Entonces recién contestando como quien despierta de un sueño profundo:

-¿Quién es? -pregunté.

-Yo soy.

-Busca los fósforos que están ahí, en la silla, al lado de la cabecera y prende la vela.

Rufino obedeció, y tanteando encontró los fósforos, sacó fuego y se hizo la luz.

Sin incorporarme siquiera metí la mano bajo la cabecera, saqué el rollo de bolivianos y la carta, y dándoselos, le dije:

-¿Sabés dónde queda el arroyo de Cabral?

-Sí, mi Coronel.

-¿Has ensillado el zaino?

-Sí, mi Coronel.

-Llévale eso al comandante Racedo, y a las doce estás de vuelta. Son diez leguas. No tienes por qué apurarte. No me vayas a sobar el pingo.

No contestó. Se cuadró militarmente, hizo la venia, dio media vuelta y salió.

Apagué la luz y me quedé dormido. Me había acostado muy tarde. Esa noche había estado en un baile.

Dormía profundamente, sentí pisadas cerca de mi cama, me desperté, abrí los ojos, miré: Rufino Pereira estaba allí, de vuelta, alargándome la mano con una carta.

La tomé, rompí la nema y leí.

Racedo me decía: "Entregó todo a las nueve y media y regresa". Desde ese día seguí tratando a Rufino con la mayor confianza y el gaucho me sirvió en todo honradamente, hasta en cosas reservadas. Nuestros campos están llenos de Rufinos Pereiras.

La raza de este ser desheredado que se llama gaucho , digan lo que quieran, es excelente, y como blanda cera, puede ser modelada para el bien; pero falta, triste es decirlo, la protección generosa, el cariño y la benevolencia. El hombre suele ser hijo del rigor, pero inclinado naturalmente al mal, hay que contrariar sus tendencias, despertando en él ideas nobles y elevadas, convenciéndonos de que más se hace con miel que con hiel.

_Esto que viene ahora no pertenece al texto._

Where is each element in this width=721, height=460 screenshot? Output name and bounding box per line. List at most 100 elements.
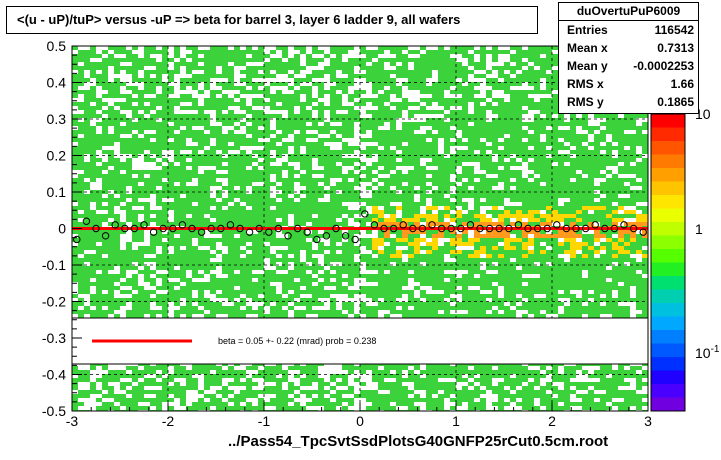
sparse-cell xyxy=(102,390,108,394)
sparse-cell xyxy=(258,78,264,82)
sparse-cell xyxy=(270,46,276,50)
sparse-cell xyxy=(222,398,228,402)
sparse-cell xyxy=(138,46,144,50)
sparse-cell xyxy=(384,50,390,54)
sparse-cell xyxy=(318,366,324,370)
sparse-cell xyxy=(324,238,330,242)
sparse-cell xyxy=(468,110,474,114)
sparse-cell xyxy=(540,134,546,138)
sparse-cell xyxy=(162,78,168,82)
sparse-cell xyxy=(336,122,342,126)
dense-cell xyxy=(492,246,498,250)
sparse-cell xyxy=(150,222,156,226)
sparse-cell xyxy=(114,290,120,294)
sparse-cell xyxy=(300,82,306,86)
sparse-cell xyxy=(192,290,198,294)
sparse-cell xyxy=(174,74,180,78)
sparse-cell xyxy=(576,398,582,402)
sparse-cell xyxy=(480,170,486,174)
sparse-cell xyxy=(228,106,234,110)
sparse-cell xyxy=(510,406,516,410)
sparse-cell xyxy=(96,386,102,390)
sparse-cell xyxy=(198,82,204,86)
sparse-cell xyxy=(102,146,108,150)
sparse-cell xyxy=(612,262,618,266)
sparse-cell xyxy=(456,106,462,110)
profile-point xyxy=(399,221,407,229)
sparse-cell xyxy=(186,90,192,94)
sparse-cell xyxy=(90,122,96,126)
sparse-cell xyxy=(414,118,420,122)
dense-cell xyxy=(570,246,576,250)
sparse-cell xyxy=(258,378,264,382)
profile-point xyxy=(82,217,91,225)
sparse-cell xyxy=(132,130,138,134)
sparse-cell xyxy=(438,290,444,294)
sparse-cell xyxy=(282,174,288,178)
colorbar-segment xyxy=(651,235,685,250)
sparse-cell xyxy=(210,386,216,390)
sparse-cell xyxy=(174,306,180,310)
profile-point xyxy=(495,224,503,233)
sparse-cell xyxy=(354,202,360,206)
sparse-cell xyxy=(168,218,174,222)
dense-cell xyxy=(642,218,648,222)
sparse-cell xyxy=(126,90,132,94)
sparse-cell xyxy=(96,370,102,374)
profile-point xyxy=(130,224,139,233)
sparse-cell xyxy=(102,54,108,58)
sparse-cell xyxy=(150,286,156,290)
sparse-cell xyxy=(312,314,318,318)
sparse-cell xyxy=(222,378,228,382)
sparse-cell xyxy=(222,110,228,114)
sparse-cell xyxy=(378,182,384,186)
sparse-cell xyxy=(276,110,282,114)
sparse-cell xyxy=(330,370,336,374)
sparse-cell xyxy=(186,138,192,142)
profile-point xyxy=(553,221,561,229)
sparse-cell xyxy=(336,294,342,298)
sparse-cell xyxy=(288,134,294,138)
sparse-cell xyxy=(318,46,324,50)
colorbar-segment xyxy=(651,168,685,182)
sparse-cell xyxy=(588,122,594,126)
sparse-cell xyxy=(372,58,378,62)
sparse-cell xyxy=(120,210,126,214)
y-tick-label: 0.2 xyxy=(47,148,67,164)
sparse-cell xyxy=(258,382,264,386)
dense-cell xyxy=(504,238,510,242)
sparse-cell xyxy=(336,90,342,94)
sparse-cell xyxy=(204,294,210,298)
sparse-cell xyxy=(492,406,498,410)
dense-cell xyxy=(576,234,582,238)
sparse-cell xyxy=(270,134,276,138)
sparse-cell xyxy=(354,242,360,246)
sparse-cell xyxy=(426,94,432,98)
sparse-cell xyxy=(546,230,552,234)
dense-cell xyxy=(642,214,648,218)
sparse-cell xyxy=(324,86,330,90)
sparse-cell xyxy=(642,390,648,394)
profile-point xyxy=(409,224,417,233)
dense-cell xyxy=(618,238,624,242)
dense-cell xyxy=(522,230,528,234)
dense-cell xyxy=(462,230,468,234)
sparse-cell xyxy=(600,126,606,130)
sparse-cell xyxy=(174,266,180,270)
sparse-cell xyxy=(84,250,90,254)
dense-cell xyxy=(510,222,516,226)
sparse-cell xyxy=(462,178,468,182)
sparse-cell xyxy=(150,166,156,170)
y-tick-label: -0.1 xyxy=(42,257,66,273)
sparse-cell xyxy=(342,166,348,170)
dense-cell xyxy=(540,250,546,254)
sparse-cell xyxy=(90,394,96,398)
sparse-cell xyxy=(378,174,384,178)
sparse-cell xyxy=(336,74,342,78)
sparse-cell xyxy=(168,154,174,158)
sparse-cell xyxy=(162,162,168,166)
sparse-cell xyxy=(588,370,594,374)
sparse-cell xyxy=(228,94,234,98)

Durante dos años Rufino, el gaucho malo de Villanueva, el bandido famoso, temido por todos, acusado de todo linaje de iniquidades, sólo cometió un desliz: el que le hizo presentarse ebrio delante de Mariano Rosas y de mí.

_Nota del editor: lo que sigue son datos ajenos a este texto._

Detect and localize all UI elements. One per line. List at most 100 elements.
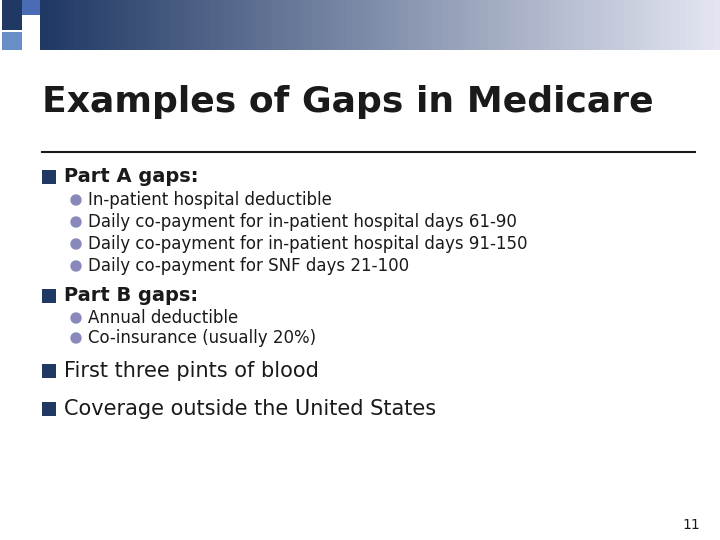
- Bar: [641, 0, 647, 50]
- Bar: [567, 0, 573, 50]
- Bar: [323, 0, 330, 50]
- Circle shape: [71, 195, 81, 205]
- Bar: [22, 0, 40, 15]
- Bar: [86, 0, 91, 50]
- Bar: [114, 0, 120, 50]
- Bar: [40, 0, 46, 50]
- Bar: [544, 0, 551, 50]
- Bar: [176, 0, 182, 50]
- Text: Daily co-payment for SNF days 21-100: Daily co-payment for SNF days 21-100: [88, 257, 409, 275]
- Bar: [306, 0, 312, 50]
- Bar: [346, 0, 352, 50]
- Bar: [380, 0, 386, 50]
- Bar: [357, 0, 364, 50]
- Text: Daily co-payment for in-patient hospital days 61-90: Daily co-payment for in-patient hospital…: [88, 213, 517, 231]
- Bar: [477, 0, 482, 50]
- Bar: [374, 0, 380, 50]
- Bar: [669, 0, 675, 50]
- Bar: [284, 0, 290, 50]
- Bar: [153, 0, 160, 50]
- Bar: [42, 288, 56, 302]
- Bar: [102, 0, 109, 50]
- Bar: [454, 0, 460, 50]
- Bar: [595, 0, 601, 50]
- Bar: [266, 0, 273, 50]
- Bar: [193, 0, 199, 50]
- Bar: [187, 0, 194, 50]
- Circle shape: [71, 217, 81, 227]
- Bar: [420, 0, 426, 50]
- Bar: [312, 0, 318, 50]
- Circle shape: [71, 333, 81, 343]
- Bar: [165, 0, 171, 50]
- Text: 11: 11: [683, 518, 700, 532]
- Bar: [210, 0, 216, 50]
- Bar: [522, 0, 528, 50]
- Bar: [63, 0, 69, 50]
- Bar: [238, 0, 245, 50]
- Text: Part B gaps:: Part B gaps:: [64, 286, 198, 305]
- Bar: [584, 0, 590, 50]
- Bar: [601, 0, 607, 50]
- Bar: [572, 0, 579, 50]
- Bar: [363, 0, 369, 50]
- Bar: [482, 0, 488, 50]
- Bar: [91, 0, 97, 50]
- Bar: [227, 0, 233, 50]
- Bar: [680, 0, 686, 50]
- Bar: [51, 0, 58, 50]
- Bar: [578, 0, 585, 50]
- Text: In-patient hospital deductible: In-patient hospital deductible: [88, 191, 332, 209]
- Bar: [244, 0, 250, 50]
- Bar: [618, 0, 624, 50]
- Bar: [635, 0, 642, 50]
- Bar: [647, 0, 652, 50]
- Bar: [431, 0, 437, 50]
- Bar: [289, 0, 295, 50]
- Text: Examples of Gaps in Medicare: Examples of Gaps in Medicare: [42, 85, 654, 119]
- Bar: [386, 0, 392, 50]
- Bar: [233, 0, 239, 50]
- Bar: [136, 0, 143, 50]
- Bar: [465, 0, 471, 50]
- Bar: [57, 0, 63, 50]
- Bar: [148, 0, 154, 50]
- Bar: [2, 32, 22, 50]
- Bar: [510, 0, 516, 50]
- Bar: [459, 0, 466, 50]
- Bar: [698, 0, 703, 50]
- Bar: [714, 0, 720, 50]
- Bar: [652, 0, 658, 50]
- Bar: [351, 0, 358, 50]
- Bar: [686, 0, 692, 50]
- Bar: [675, 0, 681, 50]
- Text: Part A gaps:: Part A gaps:: [64, 167, 199, 186]
- Bar: [556, 0, 562, 50]
- Bar: [96, 0, 103, 50]
- Bar: [408, 0, 415, 50]
- Bar: [562, 0, 567, 50]
- Bar: [2, 0, 22, 30]
- Bar: [204, 0, 210, 50]
- Text: Coverage outside the United States: Coverage outside the United States: [64, 399, 436, 418]
- Text: First three pints of blood: First three pints of blood: [64, 361, 319, 381]
- Bar: [329, 0, 336, 50]
- Bar: [45, 0, 52, 50]
- Bar: [221, 0, 228, 50]
- Bar: [42, 363, 56, 377]
- Bar: [703, 0, 709, 50]
- Bar: [120, 0, 125, 50]
- Bar: [261, 0, 267, 50]
- Circle shape: [71, 313, 81, 323]
- Bar: [624, 0, 630, 50]
- Bar: [550, 0, 556, 50]
- Bar: [397, 0, 403, 50]
- Bar: [341, 0, 346, 50]
- Bar: [539, 0, 545, 50]
- Bar: [80, 0, 86, 50]
- Text: Co-insurance (usually 20%): Co-insurance (usually 20%): [88, 329, 316, 347]
- Bar: [278, 0, 284, 50]
- Bar: [199, 0, 204, 50]
- Bar: [533, 0, 539, 50]
- Bar: [471, 0, 477, 50]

Fiel a mi regla de conducta, a mis propósitos y a mis convicciones arraigadas, por el estudio que he hecho del corazón, de la humanidad, después del reto le di al gaucho una porción de consejos útiles, exhortándolo con cariño a que no los echase en saco roto. Me prometió no volver a incurrir en la falta cometida, y lo cumplió. El licor se le iba a la cabeza fácilmente. Mientras estuvimos entre los indios no volvió a beber.

El disco de fuego del sol, resplandeciendo en el horizonte, lo teñía con ricos colores de púrpura y mieles.

Hacía un rato que había amanecido.

Resolví irme a bañar al jagüel. Me puse de pie, abandoné el fogón y tomé el camino del baño.

Había andado unos pocos pasos, cuando me encontré con Mariano Rosas. Venía del jagüel, sus mojadas melenas y la frescura de su tez lo revelaban.

Nos saludamos con cariño.

-Voy a bañarme, hermano -le dije.

-Yo acabo de hacer lo mismo -me contestó- y ahora voy a varear mi caballo.

Marchamos en opuesto rumbo.

Yo regresaba del baño y él regresaba con su caballo cubierto de espumoso sudor.

Llegó, se apeó, lo desensilló, lo soltó y ensilló otro que estaba atado al palenque. Terminada la operación le puso el freno y lo volvió a atar de la rienda.

Los indios hacen esta operación todas las mañanas.

Cuando nos roban caballos, empiezan por soltarlos en los montes para que se aquerencien y tomen el pasto . Una vez conseguido esto, hoy ensillan un caballo, mañana otro y así sucesivamente, y al salir el sol los galopean fuerte por el campo más quebrado, más arenoso, más lleno de médanos.

Nuestros caballos, mediante esa segunda educación, cobran un vigor extraordinario. Y como durante veinticuatro horas permanecen al palo, sin comer ni beber, con el freno puesto, resisten asombrosamente a las largas privaciones.

De ahí la superioridad del indio en la guerra de fronteras.

Toda su estrategia estriba en huir, esquivando el combate. Son ladrones, no guerreros. Pelear es para ellos el recurso extremo. Su gloria consiste en que el malón sea pingüe y en volver de él con el menor número de indios sacrificados en aras del trabajo.

¡Cómo han de competir nuestros caballos con los de ellos! ¡Cómo hemos de darles alcance cuando llevándonos algunas horas de ventaja salimos en su persecución!

Es como correr tras el viento.

Después que Mariano ató su caballo, nos sentamos bajo la enramada y convinimos en ocuparnos de asuntos oficiales.

Mañana tendremos la primera conferencia diplomática.